Uma Pequena África que a Sapucaí cantou: a história da cidade narrada pelo carnaval
Nome: WESLLEY BARCELOS DO NASCIMENTO
Data de publicação: 20/10/2025
Banca:
| Nome |
Papel |
|---|---|
| CLARA LUIZA MIRANDA | Presidente |
| GENILDO COELHO HAUTEQUESTT FILHO | Examinador Externo |
| MARTHA MACHADO CAMPOS | Examinador Interno |
Resumo: O carnaval carioca, desde suas origens, constitui-se como espaço de expressão cultural e elaboração de múltiplas narrativas, entre elas as histórias da cidade e de sua
gente. A cada desfile, memórias são evocadas, episódios são recontados e novos
sentidos são produzidos, combinando o lirismo da criação artística ao compromisso
coletivo de manter vivas tradições e histórias. É nesse contexto que se insere esta dissertação, que investiga de que forma os desfiles das escolas de samba que passam
pela Marquês de Sapucaí narraram a história da região simbólica conhecida como
Pequena África. Situada na Zona Portuária do Rio de Janeiro, essa área engloba os
bairros da Saúde, Santo Cristo, Gamboa e parte do Centro, configurando-se como
território de memória, resistência e reinvenção cultural.

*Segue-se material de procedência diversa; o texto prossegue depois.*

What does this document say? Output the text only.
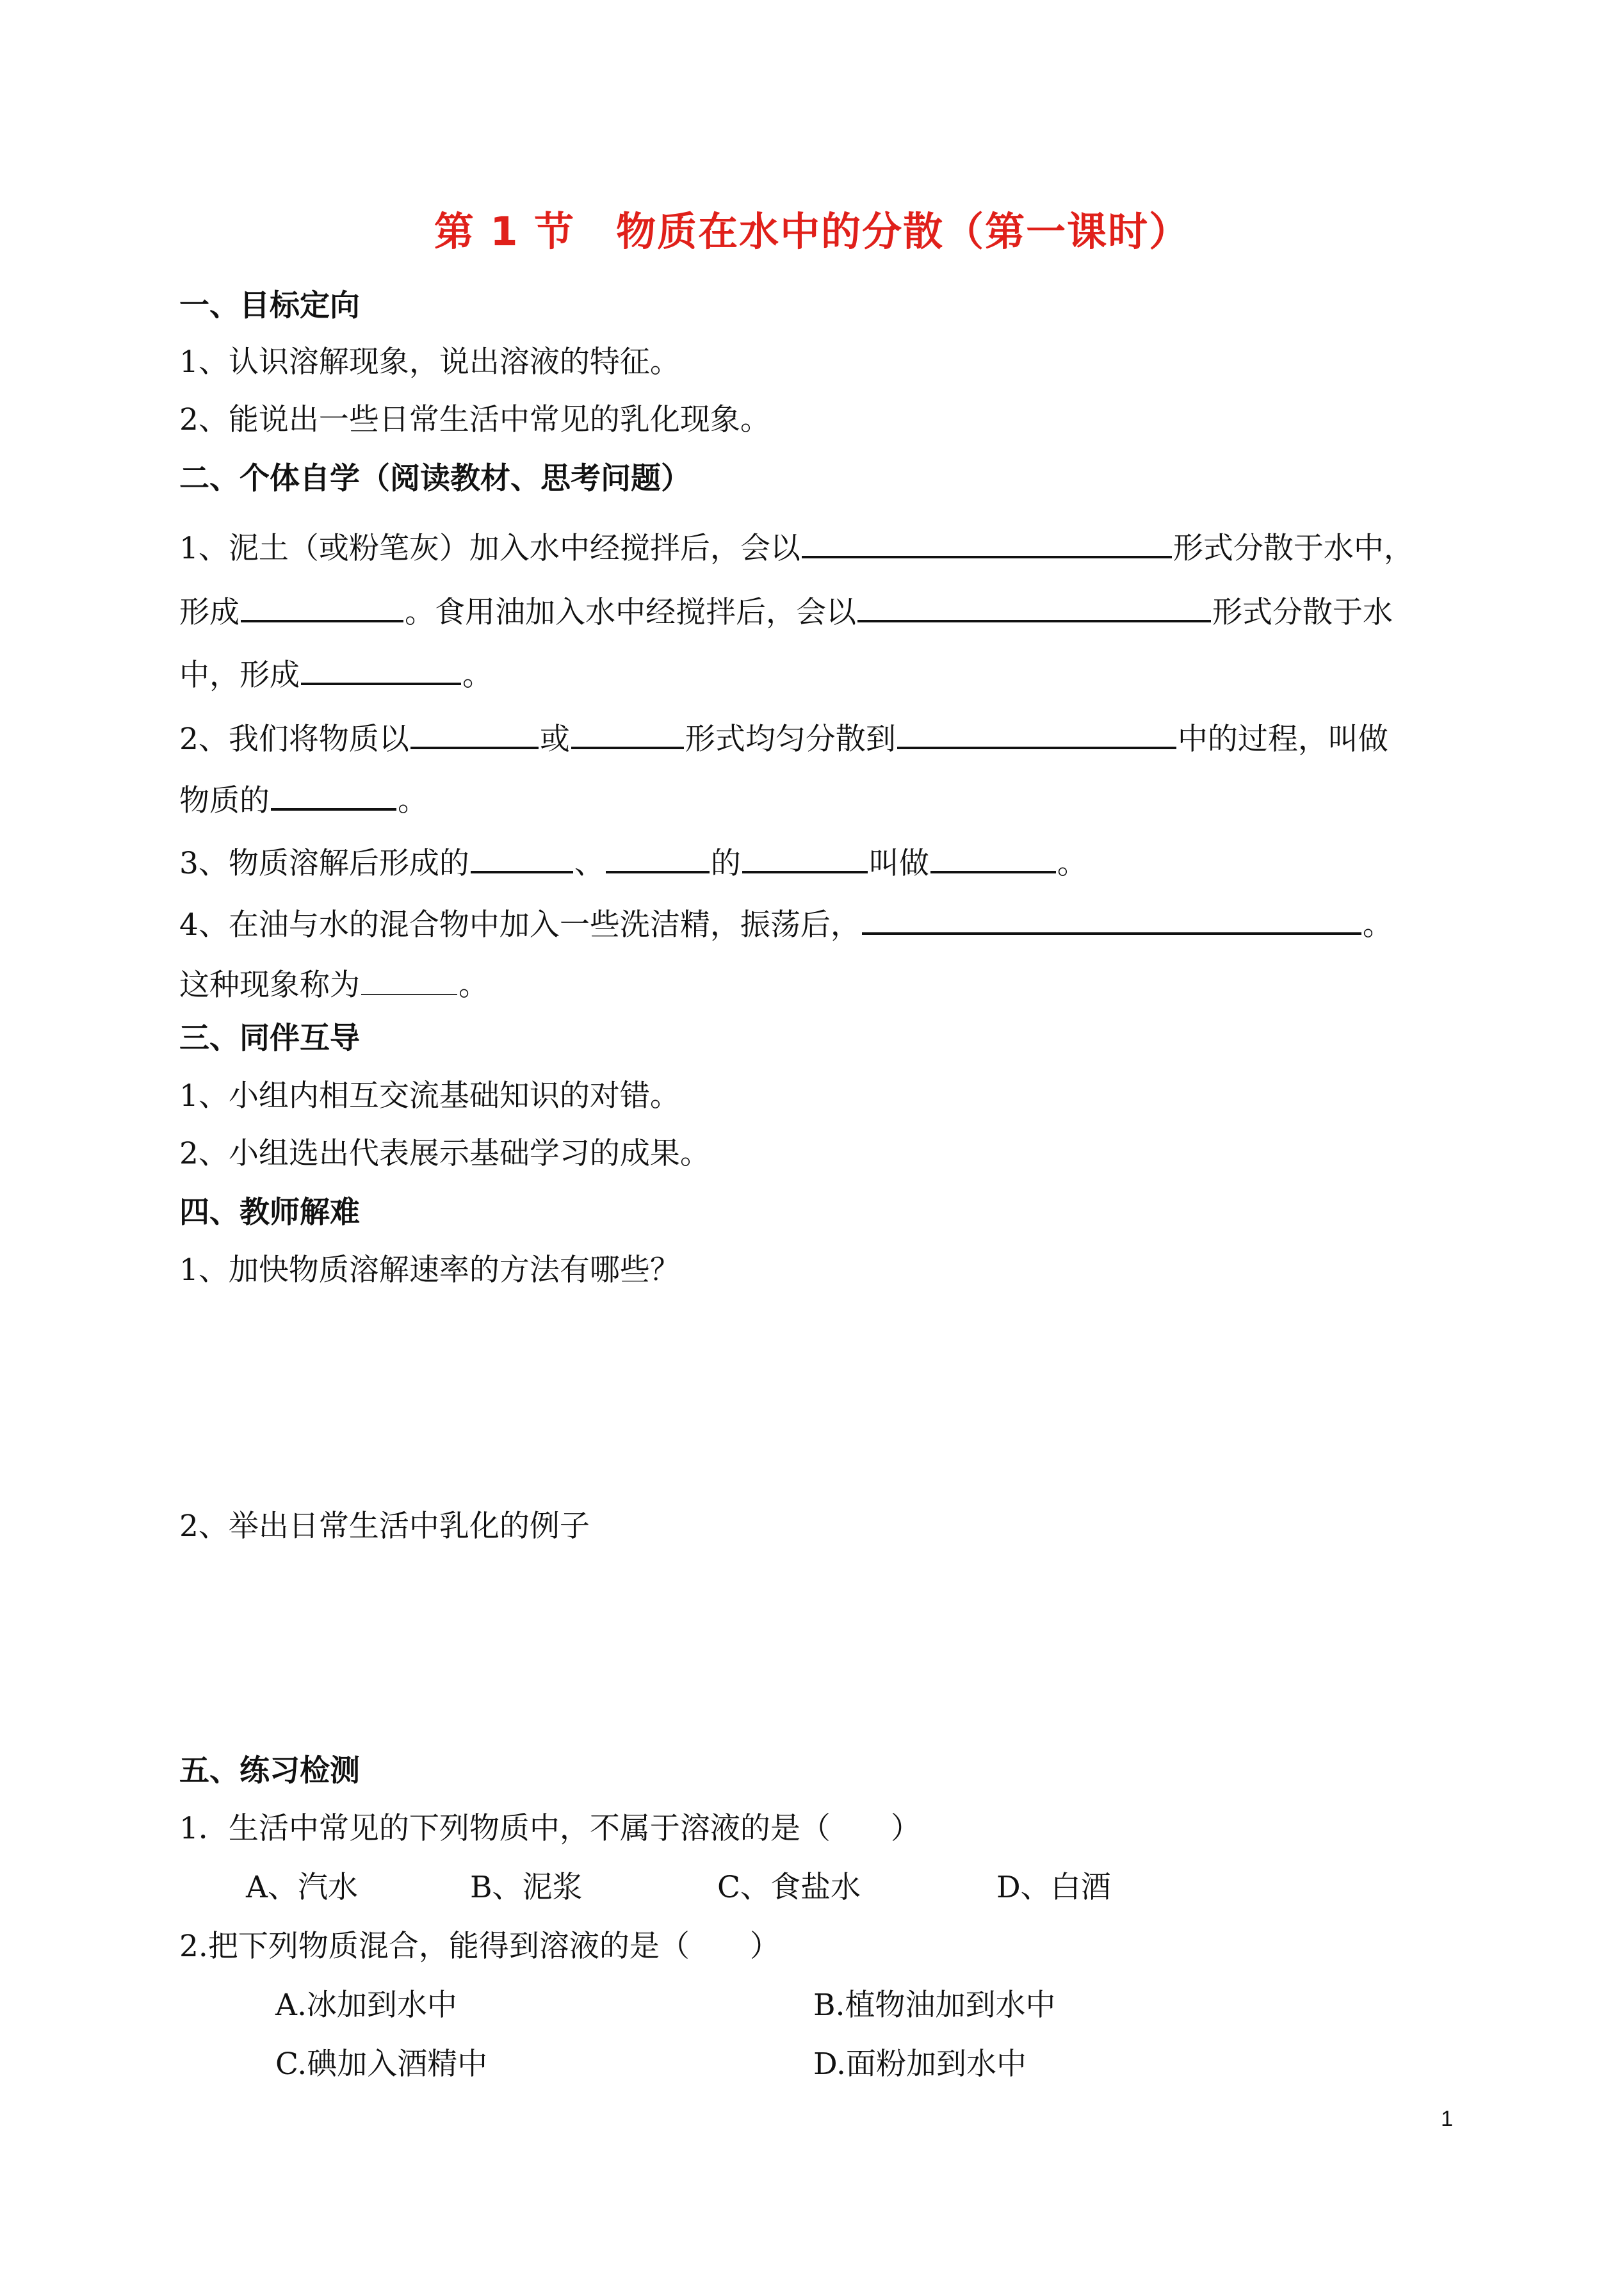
第 1 节　物质在水中的分散（第一课时）
一、目标定向
1、认识溶解现象，说出溶液的特征。
2、能说出一些日常生活中常见的乳化现象。
二、个体自学（阅读教材、思考问题）
1、泥土（或粉笔灰）加入水中经搅拌后，会以	形式分散于水中，
形成	。食用油加入水中经搅拌后，会以	形式分散于水
中，形成	。
2、我们将物质以	或	形式均匀分散到	中的过程，叫做
物质的	。
3、物质溶解后形成的	、	的	叫做	。
4、在油与水的混合物中加入一些洗洁精，振荡后，	。
这种现象称为	。
三、同伴互导
1、小组内相互交流基础知识的对错。
2、小组选出代表展示基础学习的成果。
四、教师解难
1、加快物质溶解速率的方法有哪些？
2、举出日常生活中乳化的例子
五、练习检测
1．生活中常见的下列物质中，不属于溶液的是（　　）
A、汽水	B、泥浆	C、食盐水	D、白酒
2.把下列物质混合，能得到溶液的是（　　）
A.冰加到水中	B.植物油加到水中
C.碘加入酒精中	D.面粉加到水中
1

A pesquisa toma como fonte
principal os Livros Abre-Alas disponibilizados pela Liga Independente das Escolas de
Samba (LIESA), complementados por vídeos das transmissões, registros fotográficos
e letras de sambas, compondo um corpus capaz de reconstituir a narrativa proposta
por cada agremiação. A metodologia combina pesquisa documental e bibliográfica,
utilizando os matérias gerados pelas escolas de samba como fonte da narrativa e o referencial teórico como complemento e base para estruturar a narrativa. O estudo não
busca estabelecer verdades históricas, mas compreender como as escolas de samba
reinterpretam o passado de forma lúdica, poética ou crítica, ressignificando episódios
e lugares como, por exemplo, o Cais do Valongo, o Cemitério dos Pretos Novos, Pra-
ça onze, entre outros. Os resultados indicam que os desfiles recriam simbolicamente
a experiência da diáspora africana, transformando dor e resistência em alegorias que
reafirmam a presença negra na formação do Rio de Janeiro. Conclui-se que o carnaval é um potente instrumento de preservação e reinvenção cultural, funcionando como
espaço de memória, de crítica social e de educação coletiva, permitindo que as vozes
da Pequena África continuem ecoando na Avenida e na cidade.